Wer in den letzten Jahrzehnten zweifelte, dass das gutgehen könne, wenn immer weniger Junge immer mehr Alte versorgen müssen, wurde mit zusätzlichen Fakten beruhigt. Das Produktivitätswachstum könne dies möglich machen. Und im Ernstfall werden die Finanzierungslücken aus den Steuereinnahmen aufgefüllt. Ja, auch ein paar Jahre längeres Arbeiten müssen nun sein – aber sonst geht das schon.
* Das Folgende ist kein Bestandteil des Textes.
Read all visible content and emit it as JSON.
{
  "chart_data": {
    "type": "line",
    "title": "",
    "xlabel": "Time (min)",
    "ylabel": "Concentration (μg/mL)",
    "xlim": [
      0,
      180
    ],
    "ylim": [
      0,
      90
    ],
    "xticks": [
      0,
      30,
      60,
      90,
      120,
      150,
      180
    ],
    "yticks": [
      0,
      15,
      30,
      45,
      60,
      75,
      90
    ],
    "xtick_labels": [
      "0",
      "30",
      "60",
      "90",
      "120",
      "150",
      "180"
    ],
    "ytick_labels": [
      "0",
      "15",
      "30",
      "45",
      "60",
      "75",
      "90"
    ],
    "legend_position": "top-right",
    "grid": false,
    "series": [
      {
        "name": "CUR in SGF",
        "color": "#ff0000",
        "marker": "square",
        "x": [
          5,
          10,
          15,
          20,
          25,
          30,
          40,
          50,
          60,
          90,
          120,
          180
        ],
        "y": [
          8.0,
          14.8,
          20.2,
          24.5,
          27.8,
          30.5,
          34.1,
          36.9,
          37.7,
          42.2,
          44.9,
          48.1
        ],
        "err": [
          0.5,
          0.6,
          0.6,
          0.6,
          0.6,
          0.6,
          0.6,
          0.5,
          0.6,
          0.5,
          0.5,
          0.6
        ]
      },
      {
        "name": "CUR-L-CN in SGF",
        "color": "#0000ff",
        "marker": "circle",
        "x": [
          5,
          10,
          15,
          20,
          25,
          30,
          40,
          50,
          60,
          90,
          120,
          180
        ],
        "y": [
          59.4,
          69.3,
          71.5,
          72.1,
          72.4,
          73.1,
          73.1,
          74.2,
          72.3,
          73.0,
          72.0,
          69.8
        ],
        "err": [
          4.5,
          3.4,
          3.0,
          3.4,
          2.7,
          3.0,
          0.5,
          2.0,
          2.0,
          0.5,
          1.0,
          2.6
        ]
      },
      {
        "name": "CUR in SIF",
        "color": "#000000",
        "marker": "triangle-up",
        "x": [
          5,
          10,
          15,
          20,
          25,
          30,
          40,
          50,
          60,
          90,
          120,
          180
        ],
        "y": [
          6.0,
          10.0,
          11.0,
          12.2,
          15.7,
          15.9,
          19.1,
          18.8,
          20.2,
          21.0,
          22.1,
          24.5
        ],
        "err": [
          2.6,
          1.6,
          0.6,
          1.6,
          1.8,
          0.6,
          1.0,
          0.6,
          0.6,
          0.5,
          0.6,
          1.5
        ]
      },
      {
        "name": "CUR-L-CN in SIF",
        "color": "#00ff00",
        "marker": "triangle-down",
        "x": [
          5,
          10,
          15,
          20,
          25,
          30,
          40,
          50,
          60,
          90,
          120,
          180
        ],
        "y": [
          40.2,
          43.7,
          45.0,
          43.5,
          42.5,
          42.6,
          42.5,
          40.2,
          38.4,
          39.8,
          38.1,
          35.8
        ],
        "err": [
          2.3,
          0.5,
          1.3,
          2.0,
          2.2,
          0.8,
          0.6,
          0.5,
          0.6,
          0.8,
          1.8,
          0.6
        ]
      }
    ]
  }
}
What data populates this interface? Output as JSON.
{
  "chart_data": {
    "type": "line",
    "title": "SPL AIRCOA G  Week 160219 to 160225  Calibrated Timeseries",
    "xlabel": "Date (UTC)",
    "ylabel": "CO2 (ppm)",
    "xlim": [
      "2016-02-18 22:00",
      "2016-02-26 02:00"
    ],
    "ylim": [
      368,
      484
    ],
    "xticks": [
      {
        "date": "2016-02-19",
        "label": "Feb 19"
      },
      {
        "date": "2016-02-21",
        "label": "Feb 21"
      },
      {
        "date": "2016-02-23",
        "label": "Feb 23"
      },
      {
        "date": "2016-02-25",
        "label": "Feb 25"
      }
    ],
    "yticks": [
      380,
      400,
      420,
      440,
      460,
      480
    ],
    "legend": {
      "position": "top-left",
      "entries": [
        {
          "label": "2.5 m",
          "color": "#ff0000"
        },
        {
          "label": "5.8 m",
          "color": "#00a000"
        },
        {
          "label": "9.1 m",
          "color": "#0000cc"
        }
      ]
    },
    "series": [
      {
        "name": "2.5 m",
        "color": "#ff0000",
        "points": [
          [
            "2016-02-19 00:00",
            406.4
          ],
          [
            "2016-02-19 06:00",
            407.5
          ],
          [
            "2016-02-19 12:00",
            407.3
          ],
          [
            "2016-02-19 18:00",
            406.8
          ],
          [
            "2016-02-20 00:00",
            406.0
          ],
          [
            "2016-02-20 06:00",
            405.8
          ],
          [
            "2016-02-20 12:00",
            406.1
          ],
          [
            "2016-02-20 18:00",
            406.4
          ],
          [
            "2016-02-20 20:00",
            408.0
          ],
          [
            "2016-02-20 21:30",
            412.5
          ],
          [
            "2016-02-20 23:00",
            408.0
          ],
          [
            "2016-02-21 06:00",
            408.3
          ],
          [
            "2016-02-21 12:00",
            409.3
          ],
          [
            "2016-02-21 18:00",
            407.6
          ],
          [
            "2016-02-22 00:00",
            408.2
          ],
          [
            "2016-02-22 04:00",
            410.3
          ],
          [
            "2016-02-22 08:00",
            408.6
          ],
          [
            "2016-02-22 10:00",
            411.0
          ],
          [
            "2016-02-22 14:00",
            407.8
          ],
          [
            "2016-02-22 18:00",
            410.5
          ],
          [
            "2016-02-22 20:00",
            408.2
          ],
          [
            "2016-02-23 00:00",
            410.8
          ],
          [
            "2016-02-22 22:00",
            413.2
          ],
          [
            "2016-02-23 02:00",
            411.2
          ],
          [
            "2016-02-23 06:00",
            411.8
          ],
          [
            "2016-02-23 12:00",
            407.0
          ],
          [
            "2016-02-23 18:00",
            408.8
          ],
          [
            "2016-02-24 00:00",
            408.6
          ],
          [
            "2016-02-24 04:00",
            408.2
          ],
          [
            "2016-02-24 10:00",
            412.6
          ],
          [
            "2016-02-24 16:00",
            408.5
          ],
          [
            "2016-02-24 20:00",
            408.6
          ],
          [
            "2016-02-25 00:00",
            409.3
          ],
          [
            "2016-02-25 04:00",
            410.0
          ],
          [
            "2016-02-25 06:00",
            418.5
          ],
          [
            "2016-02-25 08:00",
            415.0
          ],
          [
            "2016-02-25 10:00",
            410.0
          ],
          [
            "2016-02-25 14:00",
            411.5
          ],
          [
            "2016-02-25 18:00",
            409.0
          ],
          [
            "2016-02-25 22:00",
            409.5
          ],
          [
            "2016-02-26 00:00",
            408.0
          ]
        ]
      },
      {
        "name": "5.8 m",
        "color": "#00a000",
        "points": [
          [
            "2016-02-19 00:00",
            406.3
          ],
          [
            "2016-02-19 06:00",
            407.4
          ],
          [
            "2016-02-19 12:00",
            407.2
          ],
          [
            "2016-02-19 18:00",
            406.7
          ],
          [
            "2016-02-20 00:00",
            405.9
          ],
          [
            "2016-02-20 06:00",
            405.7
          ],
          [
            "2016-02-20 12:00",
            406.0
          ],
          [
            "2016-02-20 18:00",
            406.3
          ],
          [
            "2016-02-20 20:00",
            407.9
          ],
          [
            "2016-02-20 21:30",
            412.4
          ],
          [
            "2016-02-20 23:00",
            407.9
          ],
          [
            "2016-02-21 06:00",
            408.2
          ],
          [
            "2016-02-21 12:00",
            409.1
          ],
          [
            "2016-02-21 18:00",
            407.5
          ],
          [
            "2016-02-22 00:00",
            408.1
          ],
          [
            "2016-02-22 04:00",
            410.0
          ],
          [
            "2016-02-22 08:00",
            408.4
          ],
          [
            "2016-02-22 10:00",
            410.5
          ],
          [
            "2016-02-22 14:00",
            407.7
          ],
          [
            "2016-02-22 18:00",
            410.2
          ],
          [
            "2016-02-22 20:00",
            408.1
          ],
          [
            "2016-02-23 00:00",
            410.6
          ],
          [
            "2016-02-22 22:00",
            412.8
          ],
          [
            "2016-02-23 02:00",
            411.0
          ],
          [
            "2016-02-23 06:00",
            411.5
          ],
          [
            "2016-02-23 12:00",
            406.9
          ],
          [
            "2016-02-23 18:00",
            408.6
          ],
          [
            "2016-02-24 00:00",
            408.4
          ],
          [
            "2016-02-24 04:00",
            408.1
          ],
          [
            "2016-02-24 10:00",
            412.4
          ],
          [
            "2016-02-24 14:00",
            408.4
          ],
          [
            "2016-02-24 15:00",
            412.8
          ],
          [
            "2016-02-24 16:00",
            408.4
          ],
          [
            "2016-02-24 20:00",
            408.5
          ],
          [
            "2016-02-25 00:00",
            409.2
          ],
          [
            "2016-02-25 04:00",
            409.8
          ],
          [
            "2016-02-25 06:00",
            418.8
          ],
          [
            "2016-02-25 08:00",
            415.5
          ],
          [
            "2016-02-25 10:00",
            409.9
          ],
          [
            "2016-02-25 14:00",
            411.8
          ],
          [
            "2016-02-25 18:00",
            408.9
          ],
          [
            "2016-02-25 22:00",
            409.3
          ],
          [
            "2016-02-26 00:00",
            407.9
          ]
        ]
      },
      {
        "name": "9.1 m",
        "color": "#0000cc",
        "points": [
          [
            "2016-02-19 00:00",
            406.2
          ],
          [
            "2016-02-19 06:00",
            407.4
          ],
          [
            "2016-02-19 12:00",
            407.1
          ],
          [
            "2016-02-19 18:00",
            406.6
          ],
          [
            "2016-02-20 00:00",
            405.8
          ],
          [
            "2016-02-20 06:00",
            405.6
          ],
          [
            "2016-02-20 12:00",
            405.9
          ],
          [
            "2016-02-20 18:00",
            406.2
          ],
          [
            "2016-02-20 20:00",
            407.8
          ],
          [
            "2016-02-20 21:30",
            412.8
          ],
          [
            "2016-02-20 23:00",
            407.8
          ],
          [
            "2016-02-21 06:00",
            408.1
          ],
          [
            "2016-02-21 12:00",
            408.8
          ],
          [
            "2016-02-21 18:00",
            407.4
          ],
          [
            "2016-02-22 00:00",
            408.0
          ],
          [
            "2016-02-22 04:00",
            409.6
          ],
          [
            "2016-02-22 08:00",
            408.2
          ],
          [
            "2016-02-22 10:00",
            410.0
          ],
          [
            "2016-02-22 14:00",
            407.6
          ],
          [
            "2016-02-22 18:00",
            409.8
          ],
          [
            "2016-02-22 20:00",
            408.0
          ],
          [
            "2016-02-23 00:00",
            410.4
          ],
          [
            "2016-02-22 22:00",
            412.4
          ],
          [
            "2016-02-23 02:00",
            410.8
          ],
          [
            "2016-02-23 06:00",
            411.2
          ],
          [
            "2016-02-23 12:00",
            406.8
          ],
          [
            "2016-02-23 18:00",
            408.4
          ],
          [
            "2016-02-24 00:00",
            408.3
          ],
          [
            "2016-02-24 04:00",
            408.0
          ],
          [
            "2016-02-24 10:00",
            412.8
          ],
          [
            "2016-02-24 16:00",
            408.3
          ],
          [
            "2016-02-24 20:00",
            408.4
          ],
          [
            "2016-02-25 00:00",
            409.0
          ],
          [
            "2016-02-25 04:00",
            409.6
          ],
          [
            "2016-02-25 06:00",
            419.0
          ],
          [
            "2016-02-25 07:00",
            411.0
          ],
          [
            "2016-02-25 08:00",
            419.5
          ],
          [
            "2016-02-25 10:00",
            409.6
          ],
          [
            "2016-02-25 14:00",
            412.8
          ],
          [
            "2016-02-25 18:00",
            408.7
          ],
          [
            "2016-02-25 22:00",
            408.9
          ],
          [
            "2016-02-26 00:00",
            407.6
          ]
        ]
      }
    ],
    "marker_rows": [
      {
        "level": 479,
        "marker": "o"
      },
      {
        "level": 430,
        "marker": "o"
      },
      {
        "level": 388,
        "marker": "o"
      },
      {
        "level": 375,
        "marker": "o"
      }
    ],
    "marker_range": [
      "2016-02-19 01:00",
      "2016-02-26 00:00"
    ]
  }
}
So lässt sich die Renten-Zuversicht der meisten deutschen Politiker beschreiben.
Die zahlenden Bürger sehen das – so sie darüber nachdenken – oft weniger entspannt. Denn wenn in ein paar Jahren Deutschlands geburtenstärkste Jahrgänge von der Einzahler- auf die Kostgängerseite wechseln, könnte ja so eine Art Kipp-Punkt erreicht sein. Außerdem sind die wirtschaftlichen Aussichten für Deutschland gar nicht gut. Und dann werden wir doch – so sagen verschiedene Modellrechnungen – auch noch immer älter. Für die Rentenversicherung ist das eine „demografische Belastung“. Und jetzt kommt eben die gute Nachricht:
„Im Vergleich zu Vorausberechnungen von 2015 halbiere sich der Anstieg der demografischen Belastung bis 2060, sagte Reinhold Thiede, Leiter der Abteilung Forschung und Entwicklung der Deutschen Rentenversicherung. Er rechnete dies anhand des sogenannten Altenquotienten vor: Dieser wird demnach bis zum Jahr 2060 bei unter 45 Prozent bleiben. Das bedeutet, auf 100 Menschen im Erwerbsalter kommen 45 im Rentenalter.
Berechnungen aus früheren Jahren waren von 50 bis 55 Menschen im Rentenalter auf 100 Menschen im Erwerbsalter im Jahr 2060 ausgegangen. Aktuell liegt der Wert bei etwa 35.“
An dieser Stelle hatte ich beinahe vermutet, nun einen Absatz darüber präsentiert zu bekommen, wie groß der segensreiche Einfluss der massenhaften irregulären Zuwanderung auf die „demografische Belastung“ sei. Aber nichts dergleichen. Keine Spur solcherart volkspädagogischer Unterweisungen, es blieb bei den Fakten:
„Die neuen Annahmen resultieren den Angaben zufolge unter anderem aus weniger optimistischen Vorausberechnungen zur Lebenserwartung der Menschen: 2015 war die Statistik demnach noch davon ausgegangen, dass die Lebenserwartung etwa bei Männern von heute 78,5 auf 86,7 Jahre im Jahr 2060 steigen könnte. Jetzt wird davon ausgegangen, dass sie bis dahin nur auf etwa 84,5 Jahre steigt.“
Ja, liebe Mitbürger, es gibt jetzt zwar doch nicht viele zusätzliche Lebensjahre wie versprochen, aber dafür hilft’s dem Rentensystem. Gerettet ist es damit aber noch nicht, folgt man der zitierten Mitteilung:
„Die neuen Erkenntnisse bedeuteten allerdings nicht, dass es für die Rentenversicherung keine Probleme gebe, schränkte Thiede ein. ‚Wir haben einen Belastungsanstieg vor uns durch den demografischen Wandel, insbesondere durch den Rentenzugang der Babyboomer.‘ Aber das, was vor Deutschland liege, sei nicht größer als das, was das Land in der Vergangenheit schon geschafft habe.“
Da haben wir also wieder eine Art „Wir schaffen das“. Außerdem gibt es ja sicher irgendwann wieder neue Lebenserwartungsberechnungen.